The day before Christmas and the day after Christmas are the busiest days of the year for retailers. They're also big crime days.

"The more-professional shoplifters will use these large crowds as a cover," said Bruce Van Cleek, a vice president at the Washington-based National Retail Federation.

Shoplifters cost merchants $11 billion in 1995. Employee theft was an even bigger problem, accounting for $13 billion of the $27 billion in lost retail inventory that year, according to industry estimates. The rest of the missing merchandise was diverted by dishonest suppliers or simply mishandled.

Retailers are reluctant to discuss the security devices they employ, particularly if the equipment is new and potentially controversial.

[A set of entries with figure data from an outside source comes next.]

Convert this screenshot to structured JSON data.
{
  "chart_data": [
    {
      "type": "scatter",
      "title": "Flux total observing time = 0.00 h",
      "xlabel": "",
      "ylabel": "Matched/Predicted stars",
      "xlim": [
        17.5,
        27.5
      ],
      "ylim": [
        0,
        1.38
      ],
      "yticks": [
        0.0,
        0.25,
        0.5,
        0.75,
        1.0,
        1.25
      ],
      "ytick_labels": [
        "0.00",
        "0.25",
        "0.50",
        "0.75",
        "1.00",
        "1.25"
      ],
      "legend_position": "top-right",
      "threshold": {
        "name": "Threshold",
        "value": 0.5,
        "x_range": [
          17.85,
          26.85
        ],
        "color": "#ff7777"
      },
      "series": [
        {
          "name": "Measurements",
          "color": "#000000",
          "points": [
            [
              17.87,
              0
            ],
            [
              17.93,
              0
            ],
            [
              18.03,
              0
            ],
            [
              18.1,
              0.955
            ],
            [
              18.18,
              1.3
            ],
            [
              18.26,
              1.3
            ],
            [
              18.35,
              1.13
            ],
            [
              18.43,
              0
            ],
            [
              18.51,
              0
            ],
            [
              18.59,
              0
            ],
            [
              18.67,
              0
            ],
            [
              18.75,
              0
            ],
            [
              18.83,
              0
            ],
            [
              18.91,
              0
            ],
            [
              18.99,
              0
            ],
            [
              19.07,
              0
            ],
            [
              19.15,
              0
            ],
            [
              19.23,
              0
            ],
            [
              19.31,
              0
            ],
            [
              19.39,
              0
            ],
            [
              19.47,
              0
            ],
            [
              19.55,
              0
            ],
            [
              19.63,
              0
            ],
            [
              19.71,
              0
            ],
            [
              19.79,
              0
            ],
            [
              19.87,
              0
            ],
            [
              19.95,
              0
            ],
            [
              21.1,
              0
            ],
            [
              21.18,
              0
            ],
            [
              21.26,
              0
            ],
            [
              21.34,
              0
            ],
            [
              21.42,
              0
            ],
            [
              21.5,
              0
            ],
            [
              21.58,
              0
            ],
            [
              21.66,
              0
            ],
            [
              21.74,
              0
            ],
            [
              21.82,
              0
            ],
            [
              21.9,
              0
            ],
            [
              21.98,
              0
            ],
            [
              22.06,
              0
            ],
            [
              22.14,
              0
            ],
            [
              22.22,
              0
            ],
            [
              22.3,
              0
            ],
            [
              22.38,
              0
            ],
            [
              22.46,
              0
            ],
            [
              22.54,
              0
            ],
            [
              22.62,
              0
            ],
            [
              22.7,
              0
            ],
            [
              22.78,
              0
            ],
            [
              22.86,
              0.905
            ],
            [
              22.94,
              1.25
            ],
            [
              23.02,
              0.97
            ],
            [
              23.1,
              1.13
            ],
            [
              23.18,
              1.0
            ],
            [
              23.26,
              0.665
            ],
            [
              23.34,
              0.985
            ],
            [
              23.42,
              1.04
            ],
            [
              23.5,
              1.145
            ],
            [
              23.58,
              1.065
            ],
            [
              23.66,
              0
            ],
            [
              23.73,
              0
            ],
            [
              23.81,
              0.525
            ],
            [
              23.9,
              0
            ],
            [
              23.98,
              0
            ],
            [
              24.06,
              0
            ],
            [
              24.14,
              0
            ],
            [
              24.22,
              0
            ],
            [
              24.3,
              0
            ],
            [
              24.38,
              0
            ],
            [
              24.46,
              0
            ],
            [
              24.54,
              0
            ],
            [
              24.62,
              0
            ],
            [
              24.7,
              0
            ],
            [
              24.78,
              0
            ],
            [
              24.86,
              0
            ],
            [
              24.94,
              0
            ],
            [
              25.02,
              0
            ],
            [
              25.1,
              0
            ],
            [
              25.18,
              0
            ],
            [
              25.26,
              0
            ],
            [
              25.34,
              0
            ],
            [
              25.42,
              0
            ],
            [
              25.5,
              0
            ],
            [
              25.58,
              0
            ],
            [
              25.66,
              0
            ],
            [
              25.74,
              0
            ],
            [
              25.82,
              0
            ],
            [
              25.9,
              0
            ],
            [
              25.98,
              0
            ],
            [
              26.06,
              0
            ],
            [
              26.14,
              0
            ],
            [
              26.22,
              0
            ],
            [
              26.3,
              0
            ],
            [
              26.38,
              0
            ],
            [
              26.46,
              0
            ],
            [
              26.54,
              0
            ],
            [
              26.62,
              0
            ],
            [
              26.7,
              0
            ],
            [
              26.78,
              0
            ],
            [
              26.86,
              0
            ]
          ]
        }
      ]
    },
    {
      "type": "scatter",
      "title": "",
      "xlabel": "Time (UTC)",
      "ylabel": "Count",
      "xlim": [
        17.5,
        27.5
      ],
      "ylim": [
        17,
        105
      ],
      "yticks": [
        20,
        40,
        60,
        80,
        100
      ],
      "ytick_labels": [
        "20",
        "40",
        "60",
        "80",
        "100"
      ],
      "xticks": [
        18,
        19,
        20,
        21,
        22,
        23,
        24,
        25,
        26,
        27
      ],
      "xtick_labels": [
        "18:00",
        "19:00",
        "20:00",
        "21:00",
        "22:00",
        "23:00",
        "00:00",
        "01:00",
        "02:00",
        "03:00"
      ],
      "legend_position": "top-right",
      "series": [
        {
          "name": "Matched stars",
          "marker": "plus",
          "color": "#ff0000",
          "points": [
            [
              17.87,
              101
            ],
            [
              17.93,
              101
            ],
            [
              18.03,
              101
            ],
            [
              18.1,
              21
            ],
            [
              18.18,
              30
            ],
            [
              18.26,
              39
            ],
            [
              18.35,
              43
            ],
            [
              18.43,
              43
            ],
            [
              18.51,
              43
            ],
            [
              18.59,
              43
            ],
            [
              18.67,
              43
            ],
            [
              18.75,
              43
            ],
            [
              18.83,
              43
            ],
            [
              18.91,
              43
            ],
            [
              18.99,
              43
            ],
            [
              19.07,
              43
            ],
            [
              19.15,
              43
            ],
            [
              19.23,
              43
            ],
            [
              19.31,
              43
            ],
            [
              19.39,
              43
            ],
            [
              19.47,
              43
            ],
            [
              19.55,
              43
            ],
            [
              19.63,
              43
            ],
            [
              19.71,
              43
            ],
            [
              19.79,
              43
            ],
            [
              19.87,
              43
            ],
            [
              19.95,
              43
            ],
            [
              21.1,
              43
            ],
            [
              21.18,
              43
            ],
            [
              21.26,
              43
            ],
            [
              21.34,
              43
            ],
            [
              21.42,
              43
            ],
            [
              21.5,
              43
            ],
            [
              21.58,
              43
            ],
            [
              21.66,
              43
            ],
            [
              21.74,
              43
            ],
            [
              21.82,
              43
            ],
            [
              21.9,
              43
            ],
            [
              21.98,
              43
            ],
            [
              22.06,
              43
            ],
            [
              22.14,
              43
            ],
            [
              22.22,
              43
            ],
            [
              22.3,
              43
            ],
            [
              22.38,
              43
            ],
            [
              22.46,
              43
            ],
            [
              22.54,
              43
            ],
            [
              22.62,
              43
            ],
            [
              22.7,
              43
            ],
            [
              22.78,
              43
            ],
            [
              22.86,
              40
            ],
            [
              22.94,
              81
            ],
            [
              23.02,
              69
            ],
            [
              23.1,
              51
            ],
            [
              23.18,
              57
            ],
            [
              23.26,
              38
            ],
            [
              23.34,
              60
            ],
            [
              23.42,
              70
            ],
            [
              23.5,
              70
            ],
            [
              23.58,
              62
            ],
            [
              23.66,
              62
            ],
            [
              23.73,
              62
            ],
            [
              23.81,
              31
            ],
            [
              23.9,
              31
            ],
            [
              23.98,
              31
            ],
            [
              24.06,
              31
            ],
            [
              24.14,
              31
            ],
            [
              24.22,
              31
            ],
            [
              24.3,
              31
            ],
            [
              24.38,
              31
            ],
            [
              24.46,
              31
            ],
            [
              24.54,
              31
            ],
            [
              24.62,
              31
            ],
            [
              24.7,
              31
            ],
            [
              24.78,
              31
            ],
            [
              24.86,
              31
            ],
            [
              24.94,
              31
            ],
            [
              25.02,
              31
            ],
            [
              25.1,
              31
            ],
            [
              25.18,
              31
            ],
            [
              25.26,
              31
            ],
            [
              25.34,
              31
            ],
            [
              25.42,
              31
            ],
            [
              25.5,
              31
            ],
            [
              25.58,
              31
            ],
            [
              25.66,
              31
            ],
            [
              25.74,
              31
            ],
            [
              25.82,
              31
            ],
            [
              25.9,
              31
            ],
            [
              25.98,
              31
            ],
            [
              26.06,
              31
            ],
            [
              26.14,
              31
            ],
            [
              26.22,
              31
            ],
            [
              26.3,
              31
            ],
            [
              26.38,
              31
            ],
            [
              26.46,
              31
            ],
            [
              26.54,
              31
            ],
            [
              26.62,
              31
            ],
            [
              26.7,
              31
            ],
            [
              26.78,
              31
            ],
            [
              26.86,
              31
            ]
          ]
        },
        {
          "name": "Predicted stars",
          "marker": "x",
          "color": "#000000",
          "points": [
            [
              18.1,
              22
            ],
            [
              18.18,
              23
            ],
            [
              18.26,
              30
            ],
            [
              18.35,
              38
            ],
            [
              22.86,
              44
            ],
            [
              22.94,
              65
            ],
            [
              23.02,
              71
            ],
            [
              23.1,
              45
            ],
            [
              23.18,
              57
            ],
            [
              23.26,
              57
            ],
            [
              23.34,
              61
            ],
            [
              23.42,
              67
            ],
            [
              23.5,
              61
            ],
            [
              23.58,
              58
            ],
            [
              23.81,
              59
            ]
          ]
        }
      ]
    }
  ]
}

For that reason, Sound Threshold Systems does not disclose the names of retailers that use its subliminal messaging. The company will say, however, that sales of the system have risen substantially in Southern California and other parts of the country this year.

Several manufacturers are touting camera systems that allow retail security to simultaneously monitor multiple sites within a store--or even activity in numerous stores--from one screening room.

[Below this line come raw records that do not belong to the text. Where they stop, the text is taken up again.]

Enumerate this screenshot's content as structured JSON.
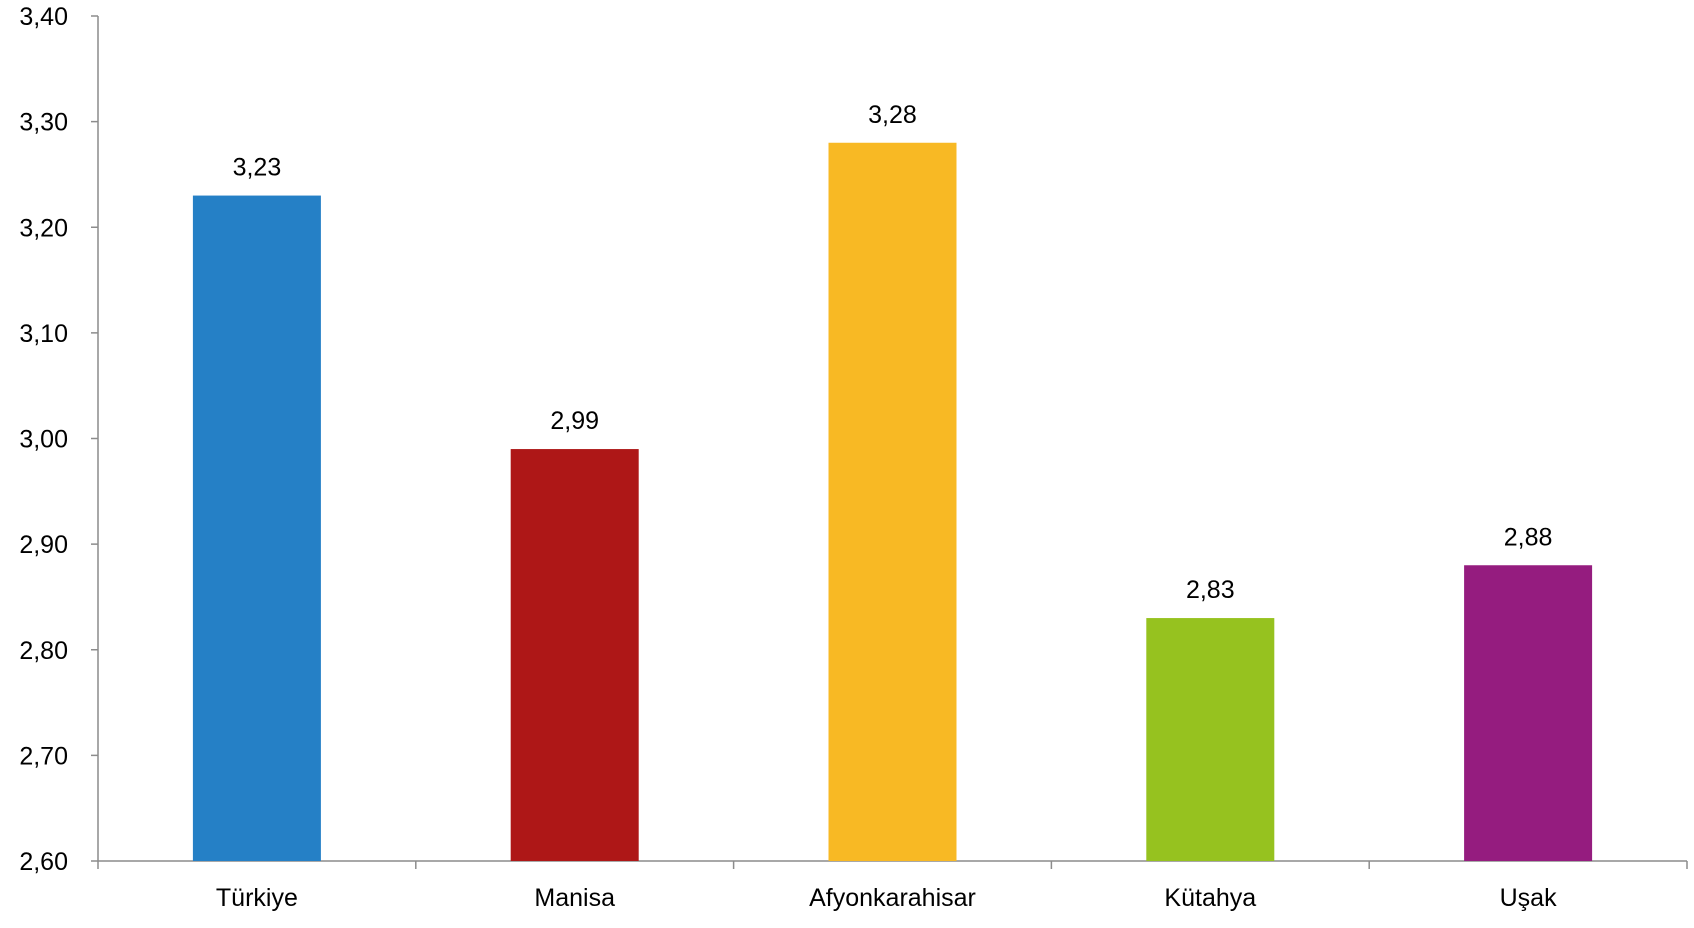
{
  "chart_data": {
    "type": "bar",
    "title": "",
    "xlabel": "",
    "ylabel": "",
    "categories": [
      "Türkiye",
      "Manisa",
      "Afyonkarahisar",
      "Kütahya",
      "Uşak"
    ],
    "values": [
      3.23,
      2.99,
      3.28,
      2.83,
      2.88
    ],
    "value_labels": [
      "3,23",
      "2,99",
      "3,28",
      "2,83",
      "2,88"
    ],
    "colors": [
      "#2580C6",
      "#AE1717",
      "#F8B924",
      "#96C21F",
      "#951C7F"
    ],
    "ylim": [
      2.6,
      3.4
    ],
    "y_ticks": [
      2.6,
      2.7,
      2.8,
      2.9,
      3.0,
      3.1,
      3.2,
      3.3,
      3.4
    ],
    "y_tick_labels": [
      "2,60",
      "2,70",
      "2,80",
      "2,90",
      "3,00",
      "3,10",
      "3,20",
      "3,30",
      "3,40"
    ],
    "grid": false,
    "legend": "none"
  }
}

Surveillance cameras are linked to computers through telephone lines. When a theft is spotted, the cameras send images to computers at a remote location; they then print out pictures documenting the crime.

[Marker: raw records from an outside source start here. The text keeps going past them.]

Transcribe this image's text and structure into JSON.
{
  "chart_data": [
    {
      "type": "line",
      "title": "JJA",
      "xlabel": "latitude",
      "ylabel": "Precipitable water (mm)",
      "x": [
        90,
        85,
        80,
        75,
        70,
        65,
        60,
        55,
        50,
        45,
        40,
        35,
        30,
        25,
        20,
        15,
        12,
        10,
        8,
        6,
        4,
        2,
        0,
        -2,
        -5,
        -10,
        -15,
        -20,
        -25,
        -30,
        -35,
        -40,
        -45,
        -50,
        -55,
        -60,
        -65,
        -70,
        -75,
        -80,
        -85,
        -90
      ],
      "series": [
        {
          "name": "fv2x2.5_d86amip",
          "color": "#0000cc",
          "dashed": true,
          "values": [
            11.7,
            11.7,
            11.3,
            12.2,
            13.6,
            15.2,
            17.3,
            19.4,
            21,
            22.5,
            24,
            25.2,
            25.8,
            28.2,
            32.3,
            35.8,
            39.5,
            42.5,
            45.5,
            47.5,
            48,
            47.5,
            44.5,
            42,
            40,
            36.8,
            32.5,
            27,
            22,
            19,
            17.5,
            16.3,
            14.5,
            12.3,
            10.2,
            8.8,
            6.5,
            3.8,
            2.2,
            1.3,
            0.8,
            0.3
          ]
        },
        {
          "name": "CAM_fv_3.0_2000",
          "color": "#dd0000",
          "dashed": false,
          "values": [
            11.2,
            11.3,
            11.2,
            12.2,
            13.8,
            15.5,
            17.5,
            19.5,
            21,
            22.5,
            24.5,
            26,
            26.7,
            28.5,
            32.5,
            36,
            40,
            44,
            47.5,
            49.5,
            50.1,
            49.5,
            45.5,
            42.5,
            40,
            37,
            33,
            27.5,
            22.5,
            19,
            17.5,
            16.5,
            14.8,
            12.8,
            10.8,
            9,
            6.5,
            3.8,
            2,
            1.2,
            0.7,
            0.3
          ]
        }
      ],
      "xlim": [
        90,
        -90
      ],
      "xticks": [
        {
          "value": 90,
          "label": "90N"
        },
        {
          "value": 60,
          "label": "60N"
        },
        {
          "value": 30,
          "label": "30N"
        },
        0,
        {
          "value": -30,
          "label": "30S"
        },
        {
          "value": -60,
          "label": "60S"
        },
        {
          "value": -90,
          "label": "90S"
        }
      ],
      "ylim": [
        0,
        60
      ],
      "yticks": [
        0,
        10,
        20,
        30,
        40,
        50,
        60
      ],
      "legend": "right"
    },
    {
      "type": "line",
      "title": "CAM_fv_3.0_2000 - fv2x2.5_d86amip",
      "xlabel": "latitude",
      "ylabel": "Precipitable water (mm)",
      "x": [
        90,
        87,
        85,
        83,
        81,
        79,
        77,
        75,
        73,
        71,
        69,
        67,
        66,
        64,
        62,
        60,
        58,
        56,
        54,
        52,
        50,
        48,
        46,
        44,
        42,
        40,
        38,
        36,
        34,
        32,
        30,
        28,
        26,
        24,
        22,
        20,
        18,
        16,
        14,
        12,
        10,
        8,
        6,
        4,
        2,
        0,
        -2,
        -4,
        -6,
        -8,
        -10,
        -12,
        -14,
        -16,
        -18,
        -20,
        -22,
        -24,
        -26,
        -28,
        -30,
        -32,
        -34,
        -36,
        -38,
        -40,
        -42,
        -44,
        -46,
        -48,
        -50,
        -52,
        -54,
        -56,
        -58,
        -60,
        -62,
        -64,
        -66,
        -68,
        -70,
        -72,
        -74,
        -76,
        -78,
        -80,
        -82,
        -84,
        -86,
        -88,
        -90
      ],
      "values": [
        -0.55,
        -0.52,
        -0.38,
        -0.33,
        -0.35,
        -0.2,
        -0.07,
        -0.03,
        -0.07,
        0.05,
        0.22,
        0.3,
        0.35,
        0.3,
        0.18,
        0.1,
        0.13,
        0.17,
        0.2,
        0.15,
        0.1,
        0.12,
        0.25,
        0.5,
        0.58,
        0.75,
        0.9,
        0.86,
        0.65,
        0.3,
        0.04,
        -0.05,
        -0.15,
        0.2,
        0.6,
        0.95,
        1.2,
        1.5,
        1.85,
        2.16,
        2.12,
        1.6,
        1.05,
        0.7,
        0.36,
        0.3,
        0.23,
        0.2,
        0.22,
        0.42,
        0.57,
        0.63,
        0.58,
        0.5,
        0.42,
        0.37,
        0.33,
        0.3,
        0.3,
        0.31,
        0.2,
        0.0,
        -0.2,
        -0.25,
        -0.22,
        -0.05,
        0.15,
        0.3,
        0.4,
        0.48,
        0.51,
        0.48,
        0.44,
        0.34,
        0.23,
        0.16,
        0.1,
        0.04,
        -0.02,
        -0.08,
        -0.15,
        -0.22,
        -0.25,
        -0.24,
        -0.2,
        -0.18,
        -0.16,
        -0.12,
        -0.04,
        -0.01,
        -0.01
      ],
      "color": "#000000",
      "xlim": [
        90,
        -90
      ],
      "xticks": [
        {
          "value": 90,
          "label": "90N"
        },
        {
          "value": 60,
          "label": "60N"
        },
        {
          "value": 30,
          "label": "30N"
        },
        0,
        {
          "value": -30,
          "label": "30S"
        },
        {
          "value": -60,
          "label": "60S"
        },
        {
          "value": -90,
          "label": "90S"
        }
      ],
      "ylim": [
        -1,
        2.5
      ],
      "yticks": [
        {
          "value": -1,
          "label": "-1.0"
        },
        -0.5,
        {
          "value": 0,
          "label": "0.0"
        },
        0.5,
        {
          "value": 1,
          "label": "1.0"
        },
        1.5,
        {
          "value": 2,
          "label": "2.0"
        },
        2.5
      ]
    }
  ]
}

The system is more secure than conventional closed-circuit camera operations because there is no on-site videotape for savvy thieves or robbers to take. And the images are much clearer.

"Today's cameras can zoom in on your wristwatch and relay the correct time to a monitor," said Dave Shoemaker, a vice president for Checkpoint Systems, a New Jersey-based firm that manufactures the Remote Watch surveillance system.

A competing system, Hyperspan, is produced by Farmingdale, N.Y.-based Sensormatic Electronics Corp.

"Generally, anti-theft equipment is smaller, faster and smarter," said Lee Pernice, spokeswoman for Sensormatic.

For example, the dome camera--a rotating camera enclosed in an opaque ball--continues to shrink. Sensormatic in January will begin to offer retailers a version that's 4.7 inches in diameter--small enough to sit in the palm of the hand and half the size of the company's previous version. The older camera magnifies objects 10 times, whereas the new model enlarges images up to 48 times.

Meanwhile, images transmitted by board cameras--1 1/4-inch-square devices that resemble circuit boards--have become much clearer. Though retailers sometimes use larger cameras conspicuously as a deterrent, these mini-cameras are often hidden in ceilings or in opaque fixtures with a peephole.

Sophisticated thieves are themselves using computer technology, said Read Hayes, president of Loss Prevention Specialists, a consulting firm based in Winter Park, Fla. Hayes cited tip sheets on theft techniques posted on the Internet. One of them is called "A Guide to Shoplifting."

That makes it all the more important for retailers to up the ante.

"Profit margins are thinner, and that makes it difficult for retailers to absorb the costs of theft," Hayes said. "Stores don't have much of a choice--they're investing in more effective loss-prevention methods."

The pressure to hold the line on prices has increased in recent years because consumers are increasingly value-conscious, said Steve Hutchins, senior vice president for store operations at Macy's West, the San Francisco-based manager of the chain's regional operations.

"Theft shortages affect a business' ability to grow and prosper," Hutchins said. "As losses grow more expensive, it affects long-term prices. We spend a lot of time addressing this because we want to give the consumer the best price possible."

One security device long used by retailers, the ubiquitous electronic tag that's clamped to clothing and other merchandise, is getting smaller. The tags emit a radio signal that triggers an alarm at an exit unless deactivated or removed by a sales clerk.

These days, manufacturers of consumer products are beginning to implant the emitters in or on items formerly too small for tagging, such as lipstick cases, pens and batteries.